Humans have become essential to the eider duck nesting cycle because decades ago Norwegians introduced mink and other predators the islands. Added to the populations of native eagles, coming ashore to nest became a dire proposition. A duck species needs a nest to survive. A single duck is no match for a population of minks or otters.
Anna spent years restoring nests. Slowly she earned the trust of eider ducks. The ducks gradually returned to her island.
Humans are also the greatest threat to the ducks. Overfishing and warming seas means fewer fish. That means fewer ducks.
Action doesn't NEED you and your organization
Work to sustain and support the future of communities often appears to be solitary. People do it without reward or compensation. Often, like Anna, they can't put their extraordinary care for nature, community, or ducks into words. And they can't really explain why they give up so much for the work.

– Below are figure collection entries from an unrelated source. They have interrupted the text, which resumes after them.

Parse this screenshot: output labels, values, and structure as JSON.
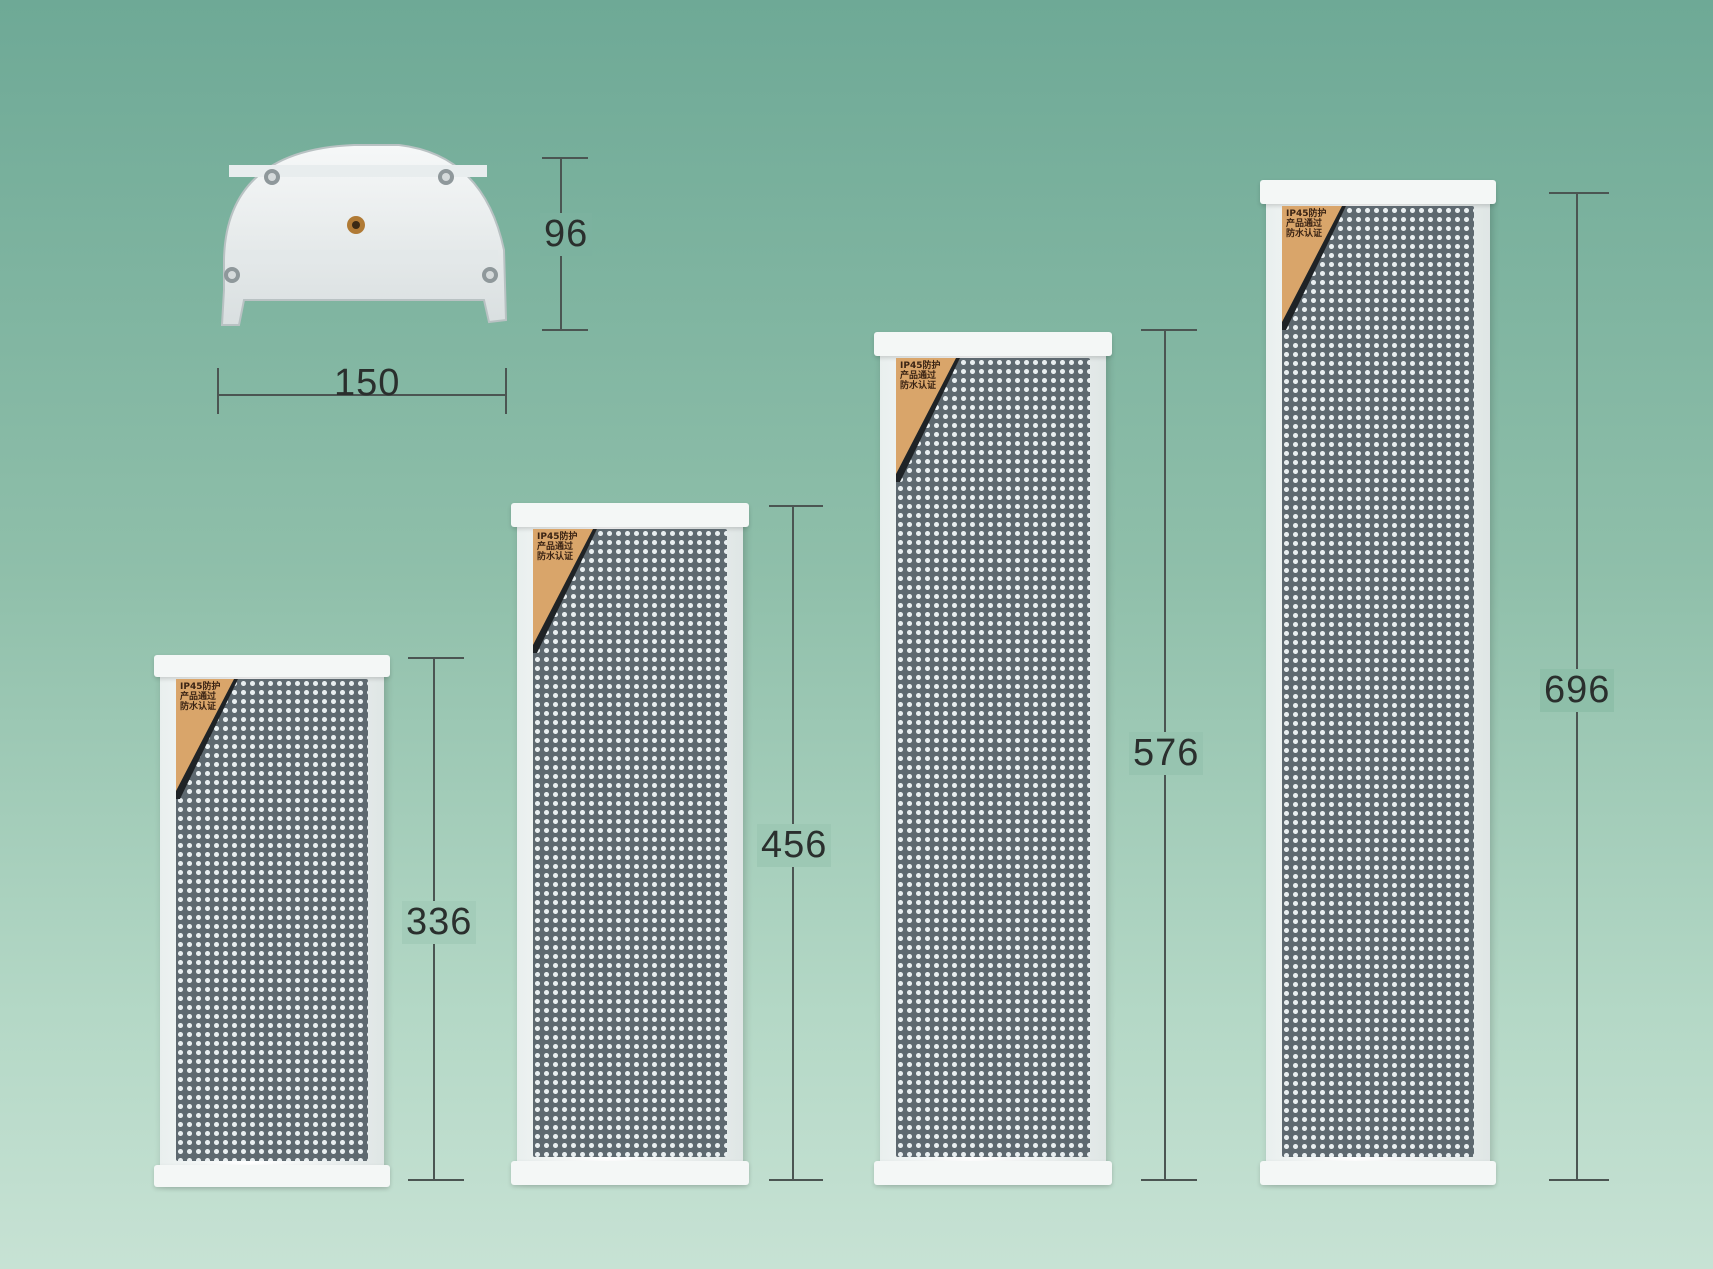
{
  "bracket": {
    "width_label": "150",
    "height_label": "96"
  },
  "speakers": [
    {
      "height_label": "336",
      "badge_text": "IP45防护\n产品通过\n防水认证"
    },
    {
      "height_label": "456",
      "badge_text": "IP45防护\n产品通过\n防水认证"
    },
    {
      "height_label": "576",
      "badge_text": "IP45防护\n产品通过\n防水认证"
    },
    {
      "height_label": "696",
      "badge_text": "IP45防护\n产品通过\n防水认证"
    }
  ],
  "colors": {
    "background_top": "#6ea996",
    "background_bottom": "#c7e2d4",
    "speaker_frame": "#f4f7f6",
    "grille": "#5e6970",
    "badge": "#d9a56a"
  }
}
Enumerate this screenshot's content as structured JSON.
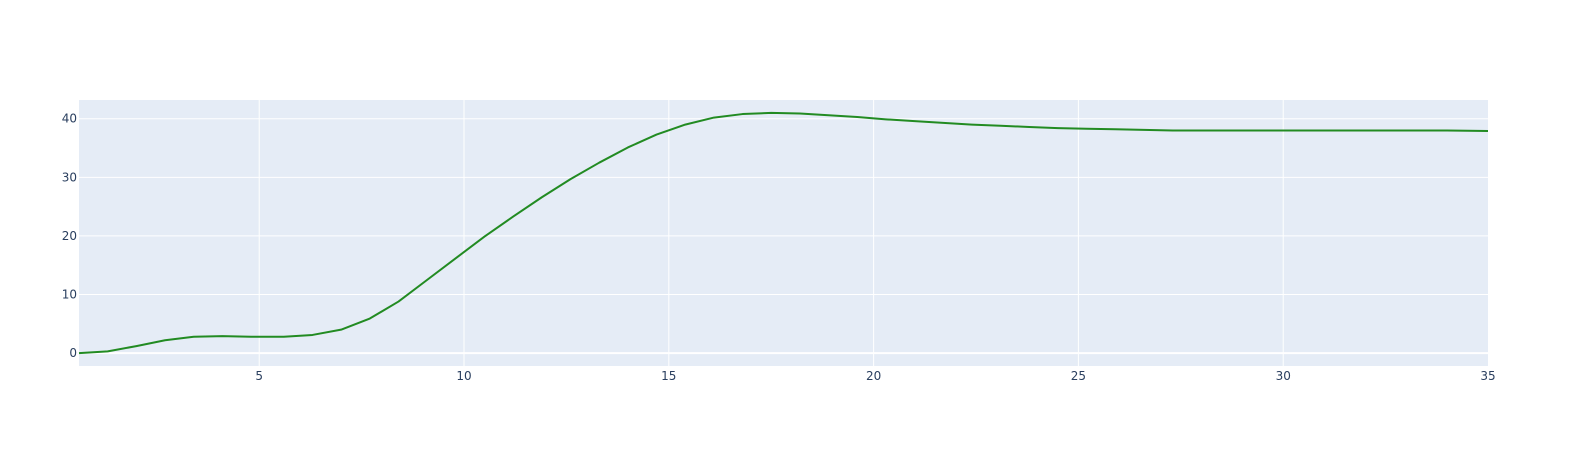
{
  "chart_data": {
    "type": "line",
    "title": "",
    "xlabel": "",
    "ylabel": "",
    "xlim": [
      0.6,
      35
    ],
    "ylim": [
      -2.2,
      43.2
    ],
    "x_ticks": [
      5,
      10,
      15,
      20,
      25,
      30,
      35
    ],
    "y_ticks": [
      0,
      10,
      20,
      30,
      40
    ],
    "grid": true,
    "legend": "none",
    "series": [
      {
        "color": "#228b22",
        "x": [
          0.6,
          1.3,
          2.0,
          2.7,
          3.4,
          4.1,
          4.8,
          5.6,
          6.3,
          7.0,
          7.7,
          8.4,
          9.1,
          9.8,
          10.5,
          11.2,
          11.9,
          12.6,
          13.3,
          14.0,
          14.7,
          15.4,
          16.1,
          16.8,
          17.5,
          18.2,
          18.9,
          19.6,
          20.3,
          21.0,
          21.7,
          22.4,
          23.1,
          23.8,
          24.5,
          25.2,
          25.9,
          26.6,
          27.3,
          28.0,
          29.0,
          30.0,
          31.0,
          32.0,
          33.0,
          34.0,
          35.0
        ],
        "y": [
          0.0,
          0.3,
          1.2,
          2.2,
          2.8,
          2.9,
          2.8,
          2.8,
          3.1,
          4.0,
          5.9,
          8.8,
          12.5,
          16.2,
          19.9,
          23.3,
          26.6,
          29.7,
          32.5,
          35.1,
          37.3,
          39.0,
          40.2,
          40.8,
          41.0,
          40.9,
          40.6,
          40.3,
          39.9,
          39.6,
          39.3,
          39.0,
          38.8,
          38.6,
          38.4,
          38.3,
          38.2,
          38.1,
          38.0,
          38.0,
          38.0,
          38.0,
          38.0,
          38.0,
          38.0,
          38.0,
          37.9
        ]
      }
    ]
  }
}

Advocacy, community engagement, donating, are volunteering are all highly analyzed and scrutinized acts in a world of data, CRMs, pixel tracking, and AI-assisted advertising placement. We optimize our forms and test our messages to improve conversion and push some percentage of our audience further along the funnel.
Along the way we discover that most people on our lists never seem to open an email. We slowly (or quickly) move on from them and focus on the "engaged" subscriber. It is, after all, a funnel. A funnel narrows and narrows until only the BEST get through. Most people won't make it through your funnel.
Spoiler alert: most people don't care about your funnel. Neither do the eider ducks.
What's outside the funnel?
A friend once tried to describe an "engagement swimming pool" to a room full of organizers and digital campaigners. His point being that everyone was swimming or doing something in or around the pool. Everyone's actions had meaning to them. But some were in the deep end. Some were underwater. Some were sitting on the edge.
But everyone is engaged. At all times.
What if a lot of community, cultural, and social change we intend to create or catalyze is out there happening through actions we can't observe, measure, design for, and monetize?
Of course, the change most of us want, need, and are working towards is not happening. Just look around. Perhaps we need a bigger funnel.
Or we need to be living, watching, learning, organizing outside the funnel. For every Anna Måsøy there are 1,000 people quietly showing up to staff local school and mutual aid actions, pick up trash along the creek, and count birds and talk to their neighbors about what they see.
Too many organizations have been told you can't do what you can't measure. Email lists that were intended to grow and strengthen the fabric of community have instead become transactional data points to churn through.
Across the nonprofit sector you'll hear about how AI will improve targeting and segmentation. We'll create more efficient and personalized messaging. When do we stop and consider that optimizing transactions and persuasion isn't what people wanting change need?
You may need to get out of the office, talk to people, and create projects people can do in the time they have...projects that create results they can see, use, and apply in a life that is busier, more stressful, and increasingly uncertain. Ask, listen, acknowledge, appreciate. These are going to be most powerful next steps.